On the other side of this wall is another pack who are known as the Betterman’s. They include Phil (Peter Dinklage), Hope (Leslie Mann) and Dawn (Kelly Marie Tran). They are old family friends of Guy who immediately falls in with these evolved humans. After all, they have tons of food, clean water, they invent and best of all there are no worries when it comes to danger. From here on out though Grug has a new goal, to get his pack away from the Betterman’s and their so-called better life.
In The Croods: A New Age the grass is not greener on the other side
The Croods: A New Age is a lot of fun. It has a lot of the usual tropes of a film where you have one family who is the everyman and they meet their supposed betters and there is a clash of cultures. This film clearly drew inspiration from films like The Great Outdoors with two feuding families whose ideologies clash. The film does its job admirably with making the elder Betterman’s come across as complete and utter idiots who want to throttle over their, in your face, beliefs.
Dinklage and Mann are perfectly cast as these two overbearing supposedly evolved individuals. There is a strange theme going on here though with Leslie Mann. She has played the same overbearing, passive-aggressive mother figure for close to a decade now. It’s like Judd Apatow opened up a floodgate for Mann and she is stuck as this archetype forever.
Newcomer Dawn (Tran) has a great rapport with both Guy and Eep. There is already an established foundation between Guy and Dawn because they grew up together but with Dawn and Eep there is a sisterhood, it’s adorable. I loved these two and their bonding over hating their overbearing fathers and trying to escape their respective caves.

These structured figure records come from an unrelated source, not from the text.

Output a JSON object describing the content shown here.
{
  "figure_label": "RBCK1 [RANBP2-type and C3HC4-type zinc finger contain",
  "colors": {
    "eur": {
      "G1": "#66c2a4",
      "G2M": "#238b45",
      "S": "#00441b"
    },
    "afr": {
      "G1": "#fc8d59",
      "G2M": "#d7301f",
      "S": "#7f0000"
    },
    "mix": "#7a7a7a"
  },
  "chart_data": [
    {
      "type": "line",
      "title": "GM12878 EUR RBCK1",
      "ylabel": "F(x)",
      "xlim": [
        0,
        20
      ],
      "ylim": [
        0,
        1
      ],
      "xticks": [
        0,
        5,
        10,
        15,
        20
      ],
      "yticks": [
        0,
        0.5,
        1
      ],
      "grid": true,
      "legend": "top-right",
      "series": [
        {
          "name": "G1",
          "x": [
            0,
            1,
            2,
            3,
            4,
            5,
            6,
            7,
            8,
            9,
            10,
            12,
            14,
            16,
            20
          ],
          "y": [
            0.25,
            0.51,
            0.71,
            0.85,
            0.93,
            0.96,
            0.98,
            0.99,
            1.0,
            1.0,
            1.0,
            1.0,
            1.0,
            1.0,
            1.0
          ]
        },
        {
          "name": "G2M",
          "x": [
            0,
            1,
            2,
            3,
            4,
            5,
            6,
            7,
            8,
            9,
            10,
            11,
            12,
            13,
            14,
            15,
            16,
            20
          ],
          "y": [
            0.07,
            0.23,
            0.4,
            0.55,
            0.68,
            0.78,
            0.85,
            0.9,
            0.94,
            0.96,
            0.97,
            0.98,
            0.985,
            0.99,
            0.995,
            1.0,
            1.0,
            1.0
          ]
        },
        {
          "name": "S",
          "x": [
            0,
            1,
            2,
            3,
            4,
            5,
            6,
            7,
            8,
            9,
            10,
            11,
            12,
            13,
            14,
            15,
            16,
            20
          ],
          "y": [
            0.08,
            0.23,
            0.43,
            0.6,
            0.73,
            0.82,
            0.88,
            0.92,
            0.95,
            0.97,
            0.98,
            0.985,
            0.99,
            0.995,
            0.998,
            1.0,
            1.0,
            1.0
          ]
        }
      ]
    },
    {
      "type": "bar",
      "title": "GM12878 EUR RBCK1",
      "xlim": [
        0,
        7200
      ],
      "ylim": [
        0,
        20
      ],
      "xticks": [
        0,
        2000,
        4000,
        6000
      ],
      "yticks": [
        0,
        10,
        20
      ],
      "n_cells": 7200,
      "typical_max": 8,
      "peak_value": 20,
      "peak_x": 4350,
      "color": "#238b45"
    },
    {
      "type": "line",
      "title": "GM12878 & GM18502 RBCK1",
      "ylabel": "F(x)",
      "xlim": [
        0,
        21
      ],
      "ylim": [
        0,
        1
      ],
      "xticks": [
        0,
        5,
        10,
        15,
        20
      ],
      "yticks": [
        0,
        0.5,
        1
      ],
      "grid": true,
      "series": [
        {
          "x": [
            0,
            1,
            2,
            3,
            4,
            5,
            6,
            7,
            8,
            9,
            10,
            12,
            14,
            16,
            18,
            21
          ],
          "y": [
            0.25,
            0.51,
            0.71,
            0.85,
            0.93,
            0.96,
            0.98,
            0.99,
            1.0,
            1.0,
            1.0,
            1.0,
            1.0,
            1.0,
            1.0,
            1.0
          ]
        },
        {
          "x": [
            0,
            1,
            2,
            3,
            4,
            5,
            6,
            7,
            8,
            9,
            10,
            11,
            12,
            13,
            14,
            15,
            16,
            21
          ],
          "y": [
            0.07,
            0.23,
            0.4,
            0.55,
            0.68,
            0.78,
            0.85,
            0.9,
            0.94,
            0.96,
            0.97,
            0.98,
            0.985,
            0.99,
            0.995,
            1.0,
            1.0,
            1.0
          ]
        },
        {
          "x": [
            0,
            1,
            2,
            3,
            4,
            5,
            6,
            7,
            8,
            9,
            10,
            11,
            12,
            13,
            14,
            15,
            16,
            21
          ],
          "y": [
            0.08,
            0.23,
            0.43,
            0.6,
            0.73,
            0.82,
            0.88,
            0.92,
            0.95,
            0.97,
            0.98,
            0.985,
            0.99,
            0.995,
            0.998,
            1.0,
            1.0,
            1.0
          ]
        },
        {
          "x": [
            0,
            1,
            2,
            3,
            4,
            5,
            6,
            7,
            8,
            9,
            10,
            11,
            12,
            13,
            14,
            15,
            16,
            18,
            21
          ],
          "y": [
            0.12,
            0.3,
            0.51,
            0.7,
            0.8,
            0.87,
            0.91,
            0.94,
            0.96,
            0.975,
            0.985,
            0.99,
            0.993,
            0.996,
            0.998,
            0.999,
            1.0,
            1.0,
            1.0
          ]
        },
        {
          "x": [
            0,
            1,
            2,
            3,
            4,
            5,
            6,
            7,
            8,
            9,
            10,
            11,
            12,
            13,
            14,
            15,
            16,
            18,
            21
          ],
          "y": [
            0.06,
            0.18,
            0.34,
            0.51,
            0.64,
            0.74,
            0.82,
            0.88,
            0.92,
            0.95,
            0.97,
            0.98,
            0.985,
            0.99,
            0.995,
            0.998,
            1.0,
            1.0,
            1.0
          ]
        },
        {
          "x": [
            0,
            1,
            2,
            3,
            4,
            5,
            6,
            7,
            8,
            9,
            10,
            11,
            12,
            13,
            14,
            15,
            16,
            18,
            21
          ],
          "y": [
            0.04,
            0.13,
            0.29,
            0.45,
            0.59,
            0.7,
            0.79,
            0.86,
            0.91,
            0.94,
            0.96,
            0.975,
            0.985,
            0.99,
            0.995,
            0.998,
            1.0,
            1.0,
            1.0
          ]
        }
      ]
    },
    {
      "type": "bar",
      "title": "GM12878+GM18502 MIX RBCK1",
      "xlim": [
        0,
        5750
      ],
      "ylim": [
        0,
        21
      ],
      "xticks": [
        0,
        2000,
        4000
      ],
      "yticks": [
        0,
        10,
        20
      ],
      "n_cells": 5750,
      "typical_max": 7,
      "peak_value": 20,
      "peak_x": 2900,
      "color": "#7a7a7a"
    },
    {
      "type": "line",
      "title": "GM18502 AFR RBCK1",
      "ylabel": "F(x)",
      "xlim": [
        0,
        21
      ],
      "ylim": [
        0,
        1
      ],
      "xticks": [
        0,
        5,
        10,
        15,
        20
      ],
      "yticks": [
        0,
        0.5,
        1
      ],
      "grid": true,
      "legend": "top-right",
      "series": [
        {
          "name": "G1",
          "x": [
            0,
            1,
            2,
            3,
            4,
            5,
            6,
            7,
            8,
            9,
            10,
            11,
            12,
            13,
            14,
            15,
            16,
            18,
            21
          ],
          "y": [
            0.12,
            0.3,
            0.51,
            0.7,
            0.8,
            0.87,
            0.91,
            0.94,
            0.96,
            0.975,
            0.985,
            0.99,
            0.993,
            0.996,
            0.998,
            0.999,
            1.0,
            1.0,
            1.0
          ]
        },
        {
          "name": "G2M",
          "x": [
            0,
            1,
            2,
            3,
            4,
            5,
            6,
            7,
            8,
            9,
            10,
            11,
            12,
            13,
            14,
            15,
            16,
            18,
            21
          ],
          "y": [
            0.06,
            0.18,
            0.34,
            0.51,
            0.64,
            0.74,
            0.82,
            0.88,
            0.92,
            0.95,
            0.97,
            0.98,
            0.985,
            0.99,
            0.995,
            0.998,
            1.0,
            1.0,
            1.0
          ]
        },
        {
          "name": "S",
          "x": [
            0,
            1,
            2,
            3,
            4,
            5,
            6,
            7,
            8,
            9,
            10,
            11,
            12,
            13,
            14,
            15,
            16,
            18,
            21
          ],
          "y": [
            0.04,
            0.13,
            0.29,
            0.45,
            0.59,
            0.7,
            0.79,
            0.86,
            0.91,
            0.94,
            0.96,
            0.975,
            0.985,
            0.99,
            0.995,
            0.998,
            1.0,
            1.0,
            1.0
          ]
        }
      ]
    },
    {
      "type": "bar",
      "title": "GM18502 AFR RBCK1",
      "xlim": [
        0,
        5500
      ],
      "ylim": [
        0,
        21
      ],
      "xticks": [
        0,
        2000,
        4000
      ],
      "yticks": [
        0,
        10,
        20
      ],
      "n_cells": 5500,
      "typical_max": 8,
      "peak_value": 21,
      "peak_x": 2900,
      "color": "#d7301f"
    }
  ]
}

So pretty, so dangerous, so weird
Now on the technical side The Croods: A New Age is stunning. The world is filled with a menagerie of chimaera-like creatures. Every creature you see onscreen is a strange amalgamation of two creatures. My particular favourite shows up in the third act of the film. This behemoth is a beast in design and colour. The film is just full of colour and it’s exploding off the screen. It’s brilliant. This all culminates in the climax of the film and it’s a mania of neon colours and excellent visual storytelling.
Now the writing on the other hand is hit and miss. For every joke that lands there are one or two that don’t. Though there is one running joke that gets progressively funnier as the film goes on. This too culminates in a final joke that made me laugh out loud.
The Croods: A New Age is a great film, flawed but great. With comedy that is okay and a plot that is nothing original, it is saved by its visuals, bonkers characters and a quirky charm that is fun for all ages.